Abstract

Glycoproteins and their mimics are challenging to produce via chemical or biological methods because of their long protein backbones and large number of polysaccharide side chains that form a densely grafted protein-polysaccharide brush architecture. Herein, we demonstrate a new approach to protein bioconjugate synthesis that can approach the molar mass and functionalization densities of natural glycoproteins such as mucins and aggrecans. In this method, a tyrosine-enriched protein sequence is engineered and synthesized in E. coli, and sugars or other functional moieties can be efficiently and polyvalently grafted to the backbone through tyrosine modification chemistry.
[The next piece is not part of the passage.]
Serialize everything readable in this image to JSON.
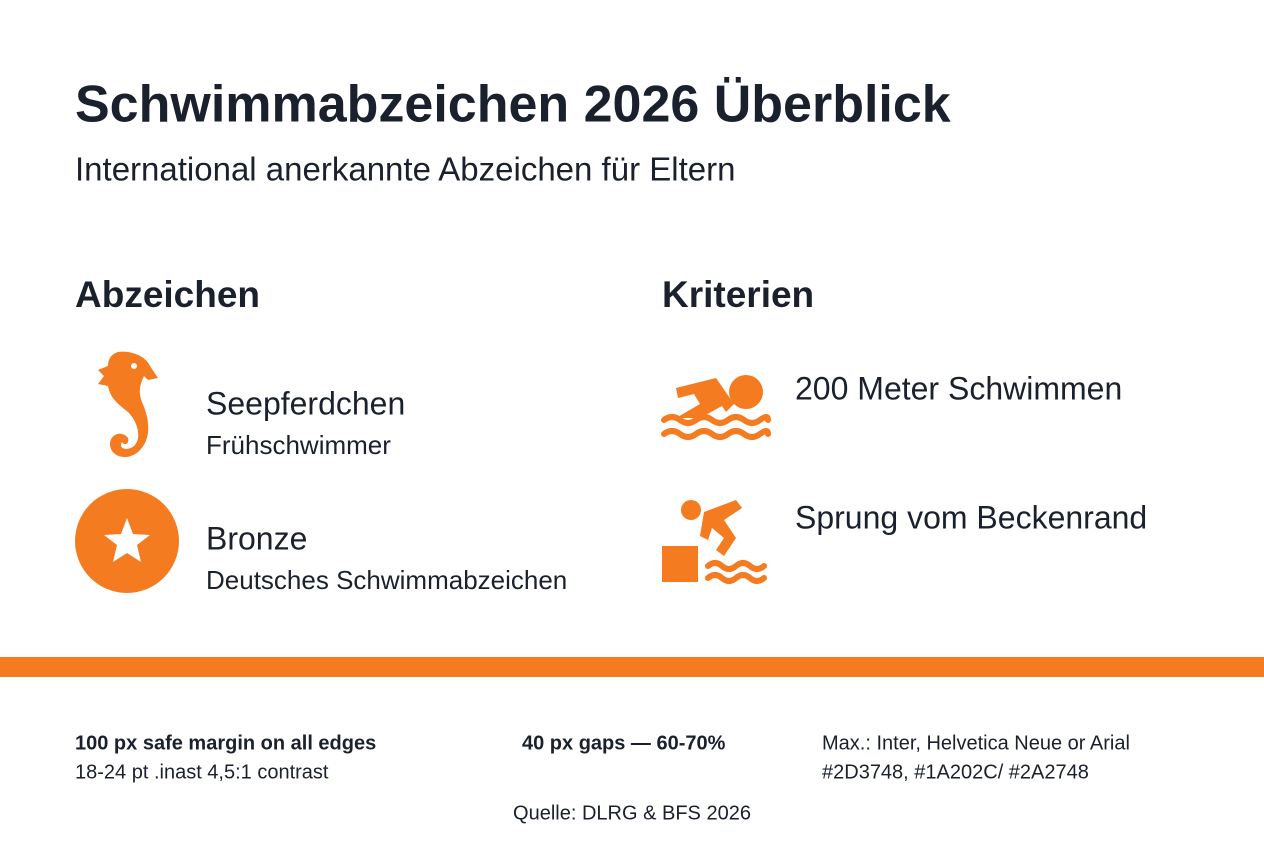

Cysteine residues on the chain ends are used for oxidative chain polymerization into high molar mass chains larger than can be easily expressed in the host. The effects of tyrosine-enrichment and cysteine-incorporation on the physical and expression properties on a model protein are explored. Elastin-like peptides (ELPs) are chosen because of their high expression yields, repetitive sequence, substitutable amino acids, and well-studied physical properties. The sequence modifications to mimic glycoproteins are shown to affect the maximum length of expressible sequence but not yield. The tyrosine modification chemistry is shown to functionalize up to 73% of all tyrosines on the peptide, and the scope of functional groups that can be mass conjugated to proteins is expanded through multistep conjugation strategies involving copper(I)-catalyzed alkyne-azide cycloaddition showing up to 97% alkyne functionalization. All of the functionalization chemistries preserve the ability to polymerize the backbone.